In accordance with the tutorial from which the code in question was copied, this example combines projections and aggregate functions.
Projections modify the return of the select clause, so that it makes no sense to copy the result to the entity Person
.
In the documentation of the GORM we find the following passage:
When multiple fields are specified in the projection, a list of values will be returned. Otherwise a single value will be returned.
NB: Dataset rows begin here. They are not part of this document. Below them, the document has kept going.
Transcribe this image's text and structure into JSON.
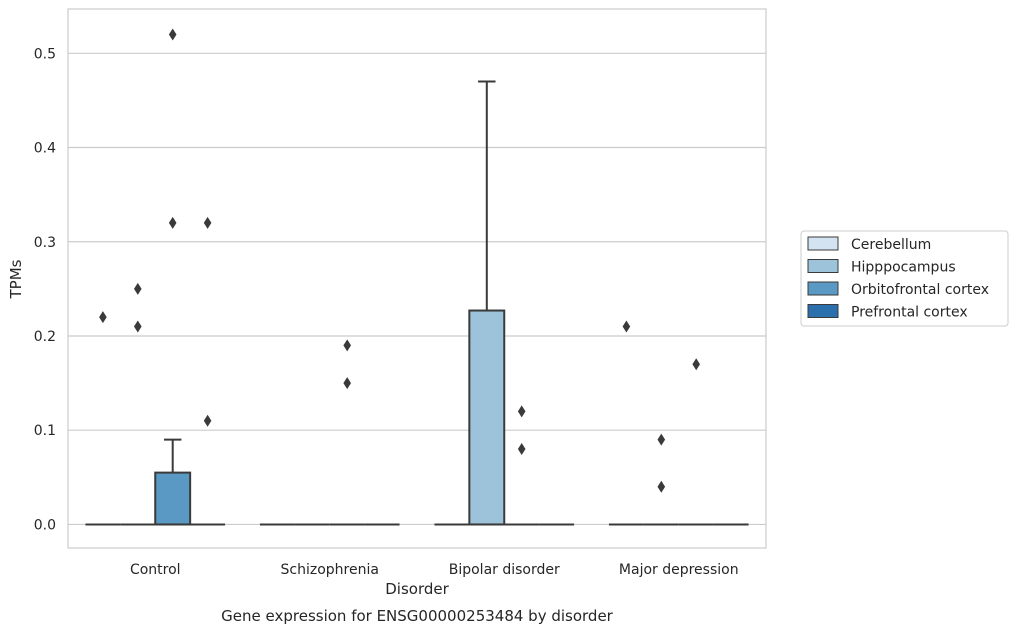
{
  "chart_data": {
    "type": "box",
    "title": "",
    "caption": "Gene expression for ENSG00000253484 by disorder",
    "xlabel": "Disorder",
    "ylabel": "TPMs",
    "ylim": [
      -0.025,
      0.547
    ],
    "yticks": [
      0.0,
      0.1,
      0.2,
      0.3,
      0.4,
      0.5
    ],
    "ytick_labels": [
      "0.0",
      "0.1",
      "0.2",
      "0.3",
      "0.4",
      "0.5"
    ],
    "grid": "horizontal",
    "legend_position": "right",
    "categories": [
      "Control",
      "Schizophrenia",
      "Bipolar disorder",
      "Major depression"
    ],
    "series": [
      {
        "name": "Cerebellum",
        "color": "#d4e3f1",
        "boxes": [
          {
            "category": "Control",
            "q1": 0.0,
            "median": 0.0,
            "q3": 0.0,
            "whisker_low": 0.0,
            "whisker_high": 0.0,
            "outliers": [
              0.22
            ]
          },
          {
            "category": "Schizophrenia",
            "q1": 0.0,
            "median": 0.0,
            "q3": 0.0,
            "whisker_low": 0.0,
            "whisker_high": 0.0,
            "outliers": []
          },
          {
            "category": "Bipolar disorder",
            "q1": 0.0,
            "median": 0.0,
            "q3": 0.0,
            "whisker_low": 0.0,
            "whisker_high": 0.0,
            "outliers": []
          },
          {
            "category": "Major depression",
            "q1": 0.0,
            "median": 0.0,
            "q3": 0.0,
            "whisker_low": 0.0,
            "whisker_high": 0.0,
            "outliers": [
              0.21
            ]
          }
        ]
      },
      {
        "name": "Hipppocampus",
        "color": "#9dc3da",
        "boxes": [
          {
            "category": "Control",
            "q1": 0.0,
            "median": 0.0,
            "q3": 0.0,
            "whisker_low": 0.0,
            "whisker_high": 0.0,
            "outliers": [
              0.25,
              0.21
            ]
          },
          {
            "category": "Schizophrenia",
            "q1": 0.0,
            "median": 0.0,
            "q3": 0.0,
            "whisker_low": 0.0,
            "whisker_high": 0.0,
            "outliers": []
          },
          {
            "category": "Bipolar disorder",
            "q1": 0.0,
            "median": 0.0,
            "q3": 0.227,
            "whisker_low": 0.0,
            "whisker_high": 0.47,
            "outliers": []
          },
          {
            "category": "Major depression",
            "q1": 0.0,
            "median": 0.0,
            "q3": 0.0,
            "whisker_low": 0.0,
            "whisker_high": 0.0,
            "outliers": [
              0.04,
              0.09
            ]
          }
        ]
      },
      {
        "name": "Orbitofrontal cortex",
        "color": "#5999c4",
        "boxes": [
          {
            "category": "Control",
            "q1": 0.0,
            "median": 0.0,
            "q3": 0.055,
            "whisker_low": 0.0,
            "whisker_high": 0.09,
            "outliers": [
              0.52,
              0.32
            ]
          },
          {
            "category": "Schizophrenia",
            "q1": 0.0,
            "median": 0.0,
            "q3": 0.0,
            "whisker_low": 0.0,
            "whisker_high": 0.0,
            "outliers": [
              0.15,
              0.19
            ]
          },
          {
            "category": "Bipolar disorder",
            "q1": 0.0,
            "median": 0.0,
            "q3": 0.0,
            "whisker_low": 0.0,
            "whisker_high": 0.0,
            "outliers": [
              0.08,
              0.12
            ]
          },
          {
            "category": "Major depression",
            "q1": 0.0,
            "median": 0.0,
            "q3": 0.0,
            "whisker_low": 0.0,
            "whisker_high": 0.0,
            "outliers": [
              0.17
            ]
          }
        ]
      },
      {
        "name": "Prefrontal cortex",
        "color": "#2c6fad",
        "boxes": [
          {
            "category": "Control",
            "q1": 0.0,
            "median": 0.0,
            "q3": 0.0,
            "whisker_low": 0.0,
            "whisker_high": 0.0,
            "outliers": [
              0.11,
              0.32
            ]
          },
          {
            "category": "Schizophrenia",
            "q1": 0.0,
            "median": 0.0,
            "q3": 0.0,
            "whisker_low": 0.0,
            "whisker_high": 0.0,
            "outliers": []
          },
          {
            "category": "Bipolar disorder",
            "q1": 0.0,
            "median": 0.0,
            "q3": 0.0,
            "whisker_low": 0.0,
            "whisker_high": 0.0,
            "outliers": []
          },
          {
            "category": "Major depression",
            "q1": 0.0,
            "median": 0.0,
            "q3": 0.0,
            "whisker_low": 0.0,
            "whisker_high": 0.0,
            "outliers": []
          }
        ]
      }
    ],
    "colors": {
      "grid": "#cccccc",
      "frame": "#cccccc",
      "box_line": "#3a3a3a",
      "outlier": "#3a3a3a"
    }
  }
}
Thinking of Java, this means that the return of the function will be a List<Object[]>
or List<Object>
.
In the case of its function the SELECT
will be something more or less the way:
SELECT max(age), min(age)
FROM Person;
That is, we know that the result should have only one row with two columns representing respectively the return of the two aggregate functions (maximum and minimum).
Since Groovy ratings start from scratch, we end up with something like this:
COLUNA
L *-----------------------------*
I | indice | 0 | 1 |
N *---------*---------*---------*
H | 0 | max(age)| min(age)|
A *---------*---------*---------*
That is to say, result[0][0]
, returns the maximum of the first column. Already result[0][1]
returns the minimum of the second column. Both use only the first (and only) row.
In practice however hardly anyone will propagate this tabular result to the upper layers. Usually the result of the query goes through a ResultTransformer
or a transformation with collect
, but this is a topic for another question.